Unlike conventional scanners that flag known patterns, Claude Code Security uses reasoning to understand how software components interact with one another. Any vulnerability it identifies undergoes a multi-stage verification and reexamination process before reaching a human reviewer. Validated findings are then assigned a confidence rating to help security teams inspect and approve necessary fixes.

“Claude Code Security is meant to simulate the real process a human security researcher would follow when evaluating code,” said Broidy. “It can read the company’s software, flag potential issues and draft fixes. Ultimately, though, humans should make the final decisions.”

Markets responded swiftly following the announcement. According to Bloomberg, Crowdstrike Holdings fell 8%, while Cloudflare Inc. dropped 8.1%. Zscaler declined 5.5%, SailPoint tumbled 9.4% and Okta Inc. fell 9.2%. The broader selloff dragged down the Global X Cybersecurity ETF by 4.9%, leaving it at its lowest close since November 2023.

The selloff reflects a broader investor concern: that AI platforms capable of detecting and remediating vulnerabilities at machine speed could compress demand for legacy suites.

“The message from markets was hard to miss,” Broidy said. “Investors are now asking an important question. As AI companies like Anthropic and OpenAI continue rolling out tools that can write and scan software code, the pressure on traditional security vendors will only grow.”

Investor concerns have been brewing. The tool builds on over a year of internal research and testing. Claude Opus 4.6, released earlier this month, helped the team find hundreds of previously undetected vulnerabilities. It also stirred up panic and triggered broad selloff across enterprise software stocks as investors fear the sustainability of traditional enterprise software companies.

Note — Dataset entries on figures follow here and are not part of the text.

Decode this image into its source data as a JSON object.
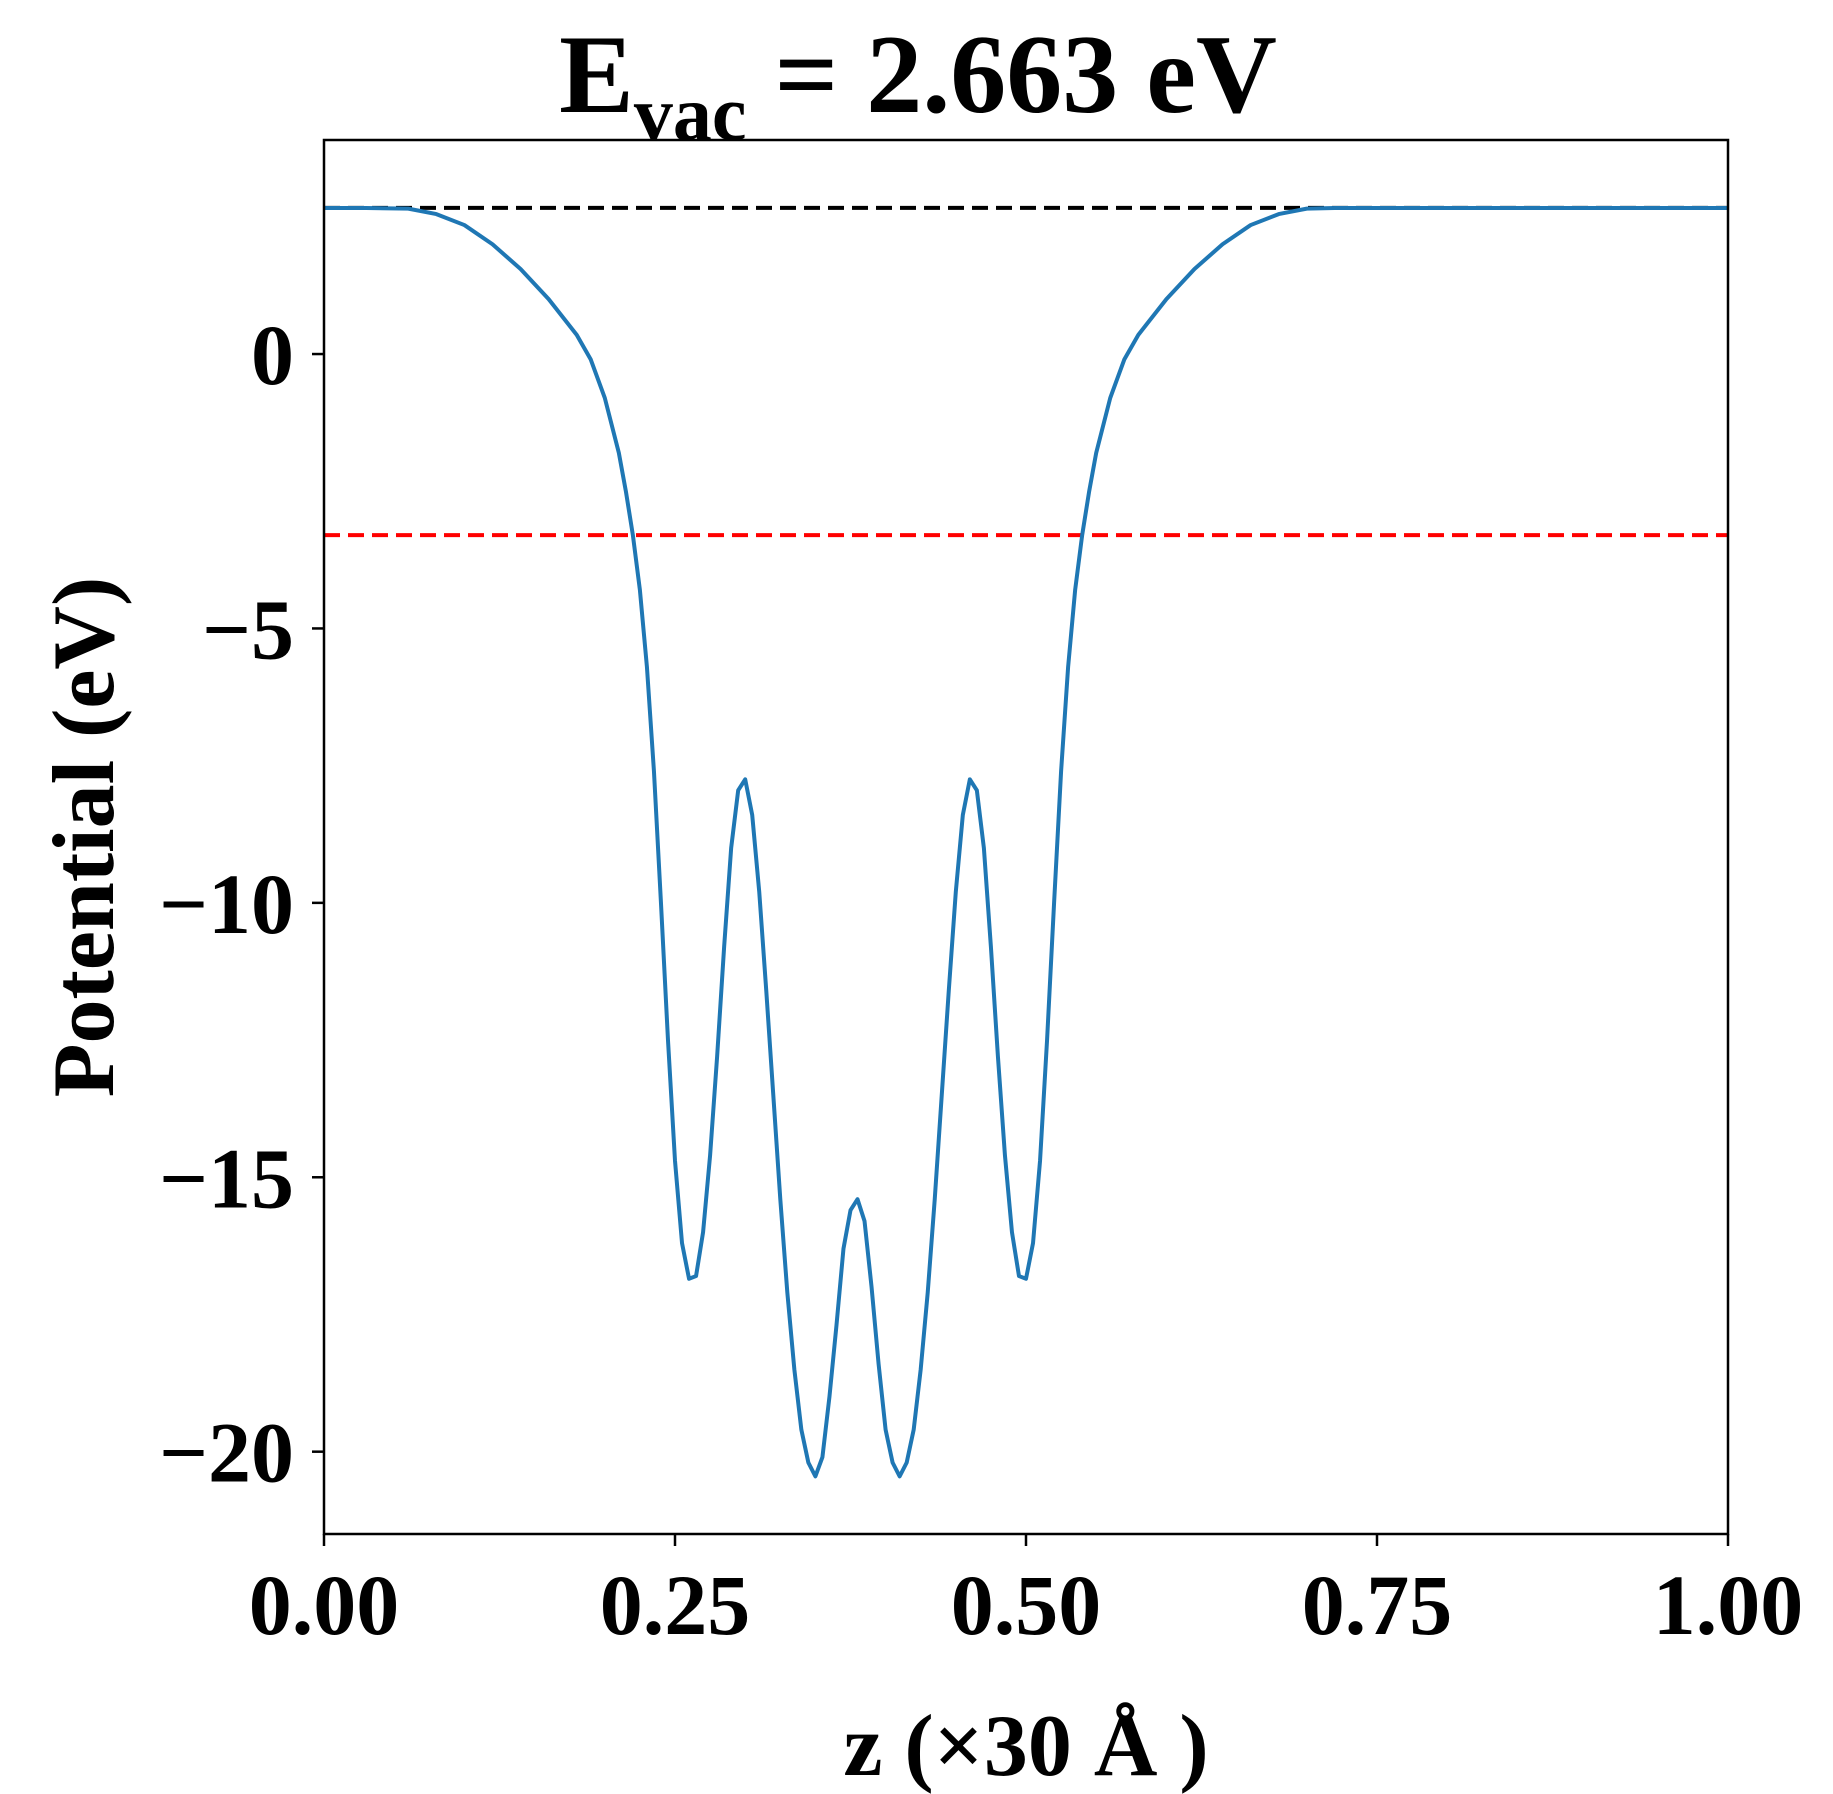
{
  "chart_data": {
    "type": "line",
    "title": {
      "main": "E",
      "subscript": "vac",
      "rest": " = 2.663 eV"
    },
    "xlabel": "z (×30 Å )",
    "ylabel": "Potential (eV)",
    "xlim": [
      0.0,
      1.0
    ],
    "ylim": [
      -21.5,
      3.9
    ],
    "xticks": [
      0.0,
      0.25,
      0.5,
      0.75,
      1.0
    ],
    "xtick_labels": [
      "0.00",
      "0.25",
      "0.50",
      "0.75",
      "1.00"
    ],
    "yticks": [
      0,
      -5,
      -10,
      -15,
      -20
    ],
    "ytick_labels": [
      "0",
      "−5",
      "−10",
      "−15",
      "−20"
    ],
    "grid": false,
    "reference_lines": [
      {
        "y": 2.663,
        "color": "#000000",
        "style": "dashed"
      },
      {
        "y": -3.3,
        "color": "#ff0000",
        "style": "dashed"
      }
    ],
    "series": [
      {
        "color": "#1f77b4",
        "x": [
          0.0,
          0.03,
          0.06,
          0.08,
          0.1,
          0.12,
          0.14,
          0.16,
          0.18,
          0.19,
          0.2,
          0.21,
          0.215,
          0.22,
          0.225,
          0.23,
          0.235,
          0.24,
          0.245,
          0.25,
          0.255,
          0.26,
          0.265,
          0.27,
          0.275,
          0.28,
          0.285,
          0.29,
          0.295,
          0.3,
          0.305,
          0.31,
          0.315,
          0.32,
          0.325,
          0.33,
          0.335,
          0.34,
          0.345,
          0.35,
          0.355,
          0.36,
          0.365,
          0.37,
          0.375,
          0.38,
          0.385,
          0.39,
          0.395,
          0.4,
          0.405,
          0.41,
          0.415,
          0.42,
          0.425,
          0.43,
          0.435,
          0.44,
          0.445,
          0.45,
          0.455,
          0.46,
          0.465,
          0.47,
          0.475,
          0.48,
          0.485,
          0.49,
          0.495,
          0.5,
          0.505,
          0.51,
          0.515,
          0.52,
          0.525,
          0.53,
          0.535,
          0.54,
          0.545,
          0.55,
          0.56,
          0.57,
          0.58,
          0.6,
          0.62,
          0.64,
          0.66,
          0.68,
          0.7,
          0.72,
          0.75,
          0.8,
          0.85,
          0.9,
          0.95,
          1.0
        ],
        "y": [
          2.66,
          2.66,
          2.65,
          2.55,
          2.35,
          2.0,
          1.55,
          1.0,
          0.35,
          -0.1,
          -0.8,
          -1.8,
          -2.5,
          -3.3,
          -4.3,
          -5.7,
          -7.6,
          -10.0,
          -12.5,
          -14.7,
          -16.2,
          -16.85,
          -16.8,
          -16.0,
          -14.6,
          -12.8,
          -10.8,
          -9.0,
          -7.95,
          -7.75,
          -8.4,
          -9.8,
          -11.6,
          -13.5,
          -15.4,
          -17.1,
          -18.5,
          -19.6,
          -20.2,
          -20.45,
          -20.1,
          -19.0,
          -17.7,
          -16.3,
          -15.6,
          -15.4,
          -15.8,
          -17.0,
          -18.4,
          -19.6,
          -20.2,
          -20.45,
          -20.2,
          -19.6,
          -18.5,
          -17.1,
          -15.4,
          -13.5,
          -11.6,
          -9.8,
          -8.4,
          -7.75,
          -7.95,
          -9.0,
          -10.8,
          -12.8,
          -14.6,
          -16.0,
          -16.8,
          -16.85,
          -16.2,
          -14.7,
          -12.5,
          -10.0,
          -7.6,
          -5.7,
          -4.3,
          -3.3,
          -2.5,
          -1.8,
          -0.8,
          -0.1,
          0.35,
          1.0,
          1.55,
          2.0,
          2.35,
          2.55,
          2.65,
          2.66,
          2.66,
          2.66,
          2.66,
          2.66,
          2.66,
          2.66
        ]
      }
    ]
  }
}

As an AI code vulnerability scanner, Claude Code Security is a signal of where the industry is heading. The models are only becoming more advanced as the race to give defenders the edge in an increasingly sophisticated threat landscape accelerates.

“There’s no question that AI is becoming the backbone of how we protect critical infrastructure,” Broidy said. “We should be excited to integrate these capabilities while remaining hyperaware of the continued risks it poses.”